Soldering Help


Hello, 

I am going to try soldering a connection in my preamp.  I don't have any equipment to do this.  I am looking for advice on materials.

I did read that I want to avoid solder with lead in it.

What soldering tool, solder, etc would people recommend? 

Thank you!

desferous

Showing 2 responses by millercarbon

The comments auxinput makes about parts like the board being a heat sink are why it takes practice to solder well. Proper technique involves heating the parts to be soldered to where the solder will melt when touched to the wire. This ensures solder drawn well into the joint. Merely melting solder onto the joint can result in a cold solder joint, one that looks okay, but isn't, because the solder is merely covering and not really joining. 

It takes practice and experience. I started with a Dynamo as a kid and have done it a lot over the years, but even so it can take a bit of practice to get it down again if you haven't done it in a while.

 

You got good advice on what to use. My question is, Why? Before you go applying a lot of heat it is good to know where and what and why? Because you can buy all the greatest gear, and then if you don't know what you're doing easily overheat a trace and trash a circuit board. 

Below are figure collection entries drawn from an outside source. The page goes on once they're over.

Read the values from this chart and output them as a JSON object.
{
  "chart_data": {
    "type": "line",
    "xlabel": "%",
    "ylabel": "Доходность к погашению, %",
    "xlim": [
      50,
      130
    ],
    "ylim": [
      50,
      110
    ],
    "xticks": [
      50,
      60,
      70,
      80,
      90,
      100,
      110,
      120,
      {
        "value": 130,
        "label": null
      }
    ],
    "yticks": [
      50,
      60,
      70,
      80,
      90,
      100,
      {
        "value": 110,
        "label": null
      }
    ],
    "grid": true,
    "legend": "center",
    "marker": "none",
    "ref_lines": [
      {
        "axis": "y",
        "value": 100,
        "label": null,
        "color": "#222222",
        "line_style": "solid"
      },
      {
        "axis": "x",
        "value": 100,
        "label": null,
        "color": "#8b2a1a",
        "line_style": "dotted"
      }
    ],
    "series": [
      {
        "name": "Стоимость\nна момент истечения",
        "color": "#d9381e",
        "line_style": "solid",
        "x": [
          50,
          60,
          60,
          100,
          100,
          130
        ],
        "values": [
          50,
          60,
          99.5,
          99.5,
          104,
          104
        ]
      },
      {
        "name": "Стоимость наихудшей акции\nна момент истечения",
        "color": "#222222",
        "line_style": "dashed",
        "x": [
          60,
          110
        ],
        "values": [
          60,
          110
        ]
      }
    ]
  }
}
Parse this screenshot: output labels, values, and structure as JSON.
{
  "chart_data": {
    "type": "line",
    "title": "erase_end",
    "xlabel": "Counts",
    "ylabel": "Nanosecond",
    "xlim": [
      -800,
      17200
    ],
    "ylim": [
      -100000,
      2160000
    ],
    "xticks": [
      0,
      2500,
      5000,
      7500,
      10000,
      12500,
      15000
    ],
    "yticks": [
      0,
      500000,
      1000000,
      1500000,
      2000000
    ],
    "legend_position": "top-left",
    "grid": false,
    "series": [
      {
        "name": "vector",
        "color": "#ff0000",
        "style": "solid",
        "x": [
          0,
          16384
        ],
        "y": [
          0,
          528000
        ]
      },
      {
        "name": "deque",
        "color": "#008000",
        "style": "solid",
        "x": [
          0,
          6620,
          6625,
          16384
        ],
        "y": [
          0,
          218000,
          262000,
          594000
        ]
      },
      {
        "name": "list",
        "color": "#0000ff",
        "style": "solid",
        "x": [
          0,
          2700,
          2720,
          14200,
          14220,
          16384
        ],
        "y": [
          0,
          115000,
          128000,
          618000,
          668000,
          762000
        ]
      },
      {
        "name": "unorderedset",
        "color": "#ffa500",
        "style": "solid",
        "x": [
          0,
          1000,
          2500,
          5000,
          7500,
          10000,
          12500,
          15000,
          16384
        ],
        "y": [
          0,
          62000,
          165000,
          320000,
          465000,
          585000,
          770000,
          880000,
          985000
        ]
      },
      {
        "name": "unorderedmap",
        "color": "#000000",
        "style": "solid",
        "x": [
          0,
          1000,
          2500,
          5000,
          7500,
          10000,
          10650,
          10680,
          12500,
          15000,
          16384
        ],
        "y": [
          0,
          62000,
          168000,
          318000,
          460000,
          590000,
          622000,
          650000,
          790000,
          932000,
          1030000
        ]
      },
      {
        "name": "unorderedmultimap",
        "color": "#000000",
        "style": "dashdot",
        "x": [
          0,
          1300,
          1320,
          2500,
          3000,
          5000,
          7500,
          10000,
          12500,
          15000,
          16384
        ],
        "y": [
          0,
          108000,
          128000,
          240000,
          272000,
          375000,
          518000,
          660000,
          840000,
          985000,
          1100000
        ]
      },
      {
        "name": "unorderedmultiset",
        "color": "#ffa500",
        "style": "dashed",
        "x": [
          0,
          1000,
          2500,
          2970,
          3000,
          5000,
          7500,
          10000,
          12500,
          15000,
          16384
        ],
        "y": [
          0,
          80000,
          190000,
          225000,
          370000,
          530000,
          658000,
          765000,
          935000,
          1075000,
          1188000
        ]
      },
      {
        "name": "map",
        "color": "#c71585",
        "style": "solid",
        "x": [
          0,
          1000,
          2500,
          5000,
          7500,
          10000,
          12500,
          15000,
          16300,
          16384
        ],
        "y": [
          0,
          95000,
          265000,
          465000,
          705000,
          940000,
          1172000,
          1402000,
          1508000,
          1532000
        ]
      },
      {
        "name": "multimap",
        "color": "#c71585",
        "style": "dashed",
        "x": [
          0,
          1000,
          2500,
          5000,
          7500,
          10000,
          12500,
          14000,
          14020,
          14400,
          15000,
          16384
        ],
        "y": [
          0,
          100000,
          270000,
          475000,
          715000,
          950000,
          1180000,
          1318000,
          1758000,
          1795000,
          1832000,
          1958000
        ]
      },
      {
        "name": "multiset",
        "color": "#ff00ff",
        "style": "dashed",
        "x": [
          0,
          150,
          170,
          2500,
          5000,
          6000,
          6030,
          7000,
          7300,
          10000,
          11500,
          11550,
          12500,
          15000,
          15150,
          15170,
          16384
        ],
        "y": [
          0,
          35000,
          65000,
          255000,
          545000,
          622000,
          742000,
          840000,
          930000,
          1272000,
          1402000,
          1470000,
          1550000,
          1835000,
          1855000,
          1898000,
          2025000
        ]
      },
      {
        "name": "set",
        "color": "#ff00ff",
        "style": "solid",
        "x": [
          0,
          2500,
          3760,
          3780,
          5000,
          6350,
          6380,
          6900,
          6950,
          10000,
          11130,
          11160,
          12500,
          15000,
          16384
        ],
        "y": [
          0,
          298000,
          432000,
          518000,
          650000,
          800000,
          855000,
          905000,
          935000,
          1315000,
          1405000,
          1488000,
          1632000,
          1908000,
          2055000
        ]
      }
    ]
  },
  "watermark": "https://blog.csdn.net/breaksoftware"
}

My advice is once you get your stuff take a few wires twist them together and practice soldering. Get a feel for how heat flows into metal and how solder flows to the heat. What you want is to get the part hot enough all you do is touch the solder and it flows right into the joint. But not so hot it starts melting plastic and insulation. Takes a little practice to get the hang of it which is why I suggest start with scrap wire not expensive preamp.